THE DUST DID NOT EMBODY A SOUL, IT BECAME A SOUL
A rapid-fire presentation of quotes from scholars, academics, and theologians (in no particular order):
“The ancient Hebrews had no idea of an immortal soul living a full and vital life beyond death. The traditional concept of an immaterial and immortal soul distinct from the body was not found in Judaism before the Babylonian exile.” Tabor, James, What the Bible says about Death, Afterlife, and the Future, access date: December 14, 2013.
“The traditional concept of the soul developed as a result of interaction with Persian and Hellenistic philosophies.” Thomson, Ann, Bodies of thought: science, religion, and the soul in the early Enlightenment.

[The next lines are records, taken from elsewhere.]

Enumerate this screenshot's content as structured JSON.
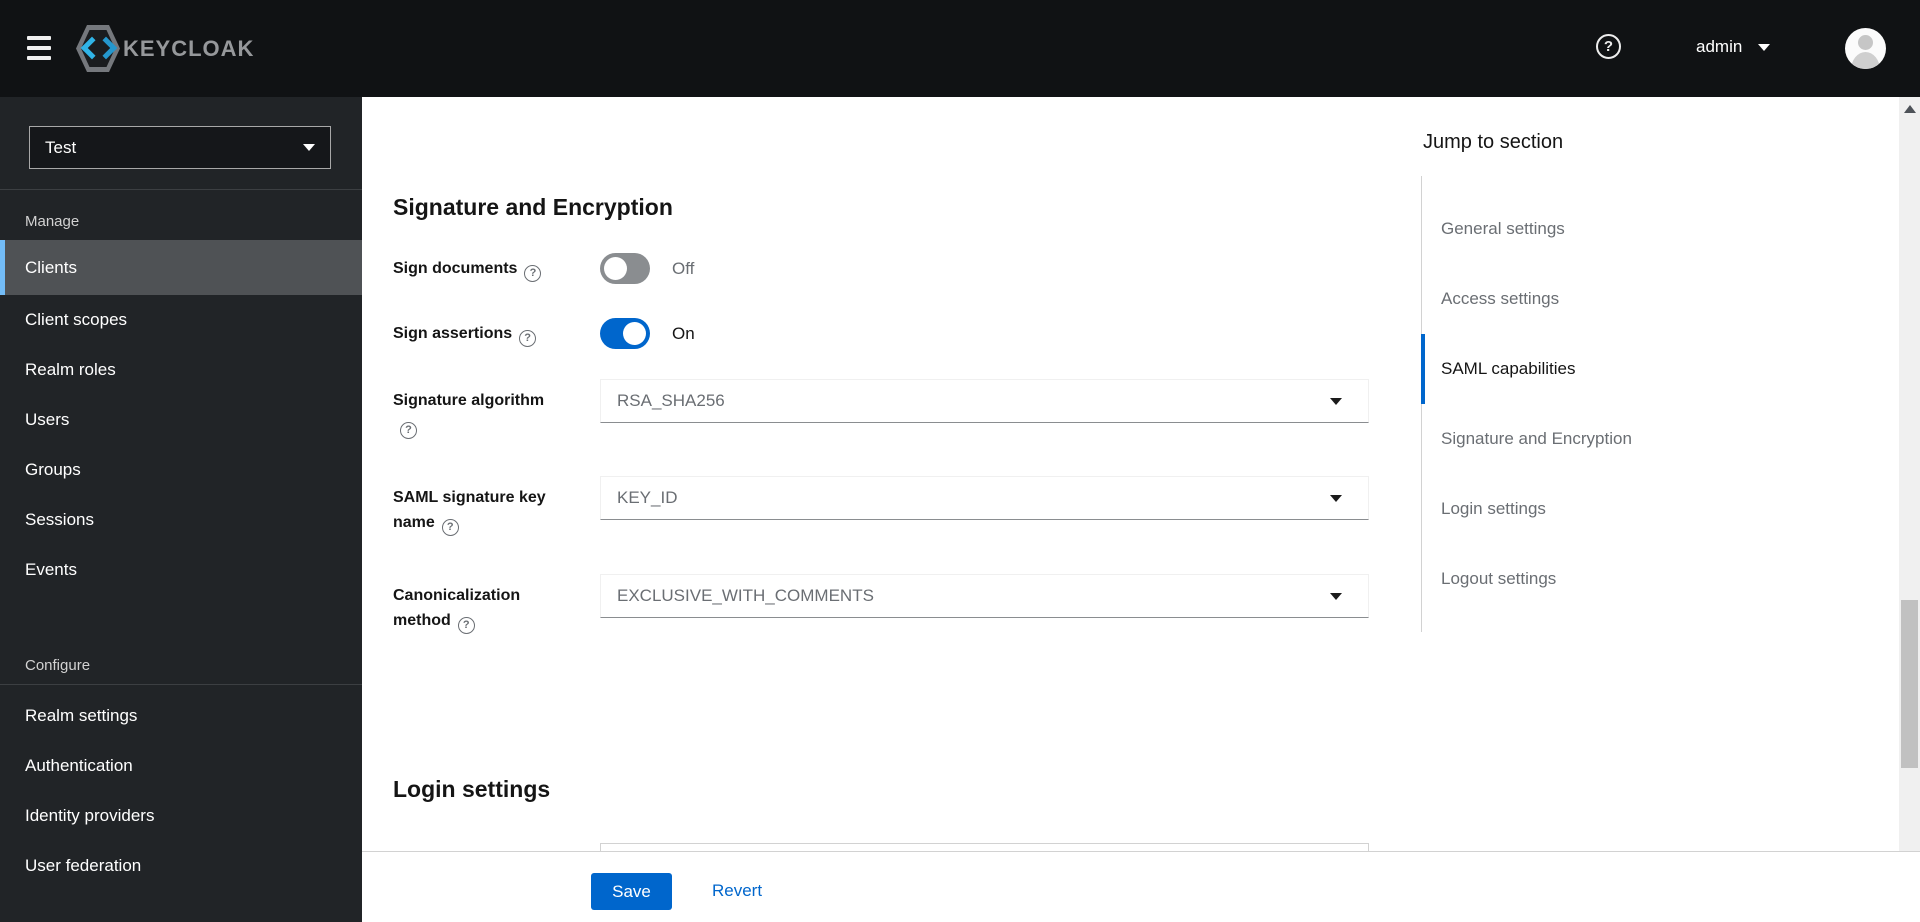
{
  "colors": {
    "primary": "#0066cc",
    "nav_active_indicator": "#73bcf7",
    "header_bg": "#101214",
    "sidebar_bg": "#212427",
    "sidebar_active_bg": "#4f5255",
    "muted_text": "#6a6e73"
  },
  "header": {
    "menu_icon": "hamburger-icon",
    "brand": "KEYCLOAK",
    "help_icon": "question-circle-icon",
    "user_label": "admin",
    "avatar_icon": "user-avatar-icon"
  },
  "sidebar": {
    "realm_selector": {
      "value": "Test",
      "icon": "chevron-down-icon"
    },
    "sections": [
      {
        "title": "Manage",
        "active_item": "Clients",
        "items": [
          "Clients",
          "Client scopes",
          "Realm roles",
          "Users",
          "Groups",
          "Sessions",
          "Events"
        ]
      },
      {
        "title": "Configure",
        "active_item": null,
        "items": [
          "Realm settings",
          "Authentication",
          "Identity providers",
          "User federation"
        ]
      }
    ]
  },
  "main": {
    "section_title": "Signature and Encryption",
    "fields": [
      {
        "label": "Sign documents",
        "type": "switch",
        "on": false,
        "state_label": "Off"
      },
      {
        "label": "Sign assertions",
        "type": "switch",
        "on": true,
        "state_label": "On"
      },
      {
        "label": "Signature algorithm",
        "type": "select",
        "value": "RSA_SHA256"
      },
      {
        "label": "SAML signature key name",
        "type": "select",
        "value": "KEY_ID"
      },
      {
        "label": "Canonicalization method",
        "type": "select",
        "value": "EXCLUSIVE_WITH_COMMENTS"
      }
    ],
    "next_section_title": "Login settings",
    "actions": {
      "save_label": "Save",
      "revert_label": "Revert"
    }
  },
  "jump_panel": {
    "title": "Jump to section",
    "items": [
      {
        "label": "General settings",
        "active": false
      },
      {
        "label": "Access settings",
        "active": false
      },
      {
        "label": "SAML capabilities",
        "active": true
      },
      {
        "label": "Signature and Encryption",
        "active": false
      },
      {
        "label": "Login settings",
        "active": false
      },
      {
        "label": "Logout settings",
        "active": false
      }
    ]
  }
}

Published to Oxford Scholarship Online: September 2008 p. 42
“According to Genesis 2:7, God did not make a body and put a soul into it like a letter into an envelope of dust; rather he formed man’s body from the dust, then, by breathing divine breath into it, he made the body of dust live, i.e. the dust did not embody a soul, but it became a soul—a whole creature.” Berry, Wendell, Christianity and the Survival of Creation, Random House, ©1993 referenced in Cross Currents, Summer93, Vol. 43 Issue 2, p149, 15p.
“The concept of an immaterial soul separate from and surviving the body is common today but according to modern scholars, it was not found in ancient Hebrew beliefs. The word nephesh never means an immortal soul or an incorporeal part of the human being that can survive death of the body as the spirit of dead.” Baker’s Evangelical Dictionary of Biblical Theology, Dictionary of Biblical Theology, Father Xavier Leon Dufour, ©1985, and New International Dictionary all under the main article, Immortality of the Soul.

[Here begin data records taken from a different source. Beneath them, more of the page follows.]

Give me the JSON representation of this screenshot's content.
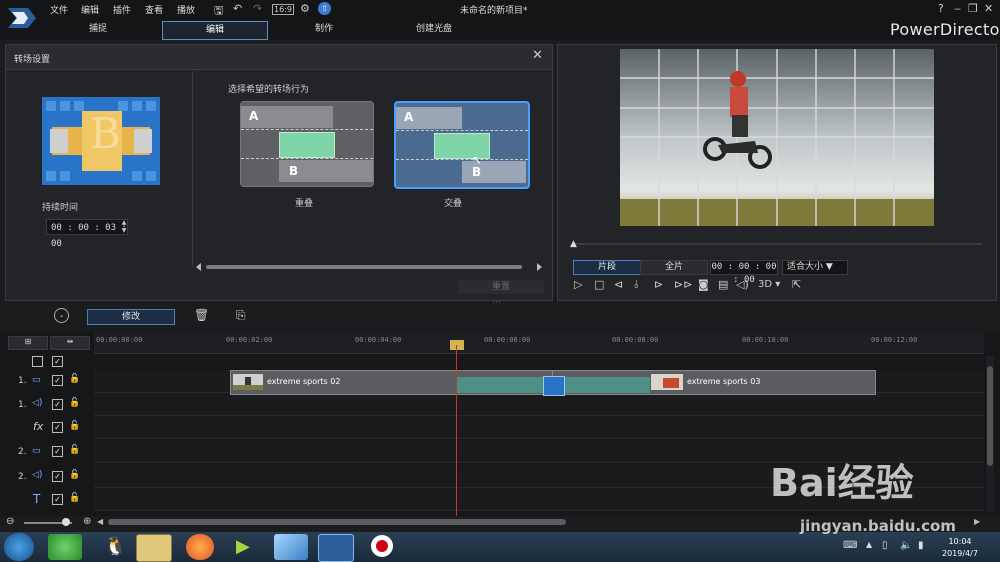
{
  "menu": [
    "文件",
    "编辑",
    "插件",
    "查看",
    "播放"
  ],
  "project_title": "未命名的新项目*",
  "brand": "PowerDirector",
  "tabs": [
    "捕捉",
    "编辑",
    "制作",
    "创建光盘"
  ],
  "transition_panel": {
    "title": "转场设置",
    "duration_label": "持续时间",
    "duration_value": "00 : 00 : 03 : 00",
    "choose_label": "选择希望的转场行为",
    "options": [
      {
        "label": "重叠",
        "a": "A",
        "b": "B",
        "selected": false
      },
      {
        "label": "交叠",
        "a": "A",
        "b": "B",
        "selected": true
      }
    ],
    "thumb_letter": "B",
    "reset_label": "重置"
  },
  "preview": {
    "clip_button": "片段",
    "full_button": "全片",
    "timecode": "00 : 00 : 00 : 00",
    "fit_label": "适合大小",
    "mode_3d": "3D"
  },
  "toolbar": {
    "modify_label": "修改"
  },
  "timeline": {
    "ruler": [
      "00:00:00:00",
      "00:00:02:00",
      "00:00:04:00",
      "00:00:06:00",
      "00:00:08:00",
      "00:00:10:00",
      "00:00:12:00"
    ],
    "tracks": [
      {
        "label": "1.",
        "icon": "video-icon"
      },
      {
        "label": "1.",
        "icon": "audio-icon"
      },
      {
        "label": "fx",
        "icon": "fx-icon"
      },
      {
        "label": "2.",
        "icon": "video-icon"
      },
      {
        "label": "2.",
        "icon": "audio-icon"
      },
      {
        "label": "T",
        "icon": "title-icon"
      }
    ],
    "clips": [
      "extreme sports 02",
      "extreme sports 03"
    ]
  },
  "taskbar": {
    "time": "10:04",
    "date": "2019/4/7"
  },
  "watermark": {
    "text": "Bai经验",
    "url": "jingyan.baidu.com"
  }
}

“The early Christian philosophers adopted the Greek concept of the soul’s immortality and thought of the soul as being created by God and infused into the body at conception.” The New Encyclopedia Britannica ©1988, Volume 11, page 25
“The early Hebrew’s concept of nephesh did not separate the ‘breath of life’ from the body. Jewish writers of the intertestamental period developed the idea of the soul further. Old Testament references to the soul are related to the concept of breath and establish no distinction between the ethereal soul and the corporeal body. Christian concepts of a body-soul dichotomy originated with the ancient Greeks and were introduced into Christian theology at an early date by St. Gregory of Nyssa and by St. Augustine.” Treatment of the soul in the Encyclopedia Britannica, ©2004.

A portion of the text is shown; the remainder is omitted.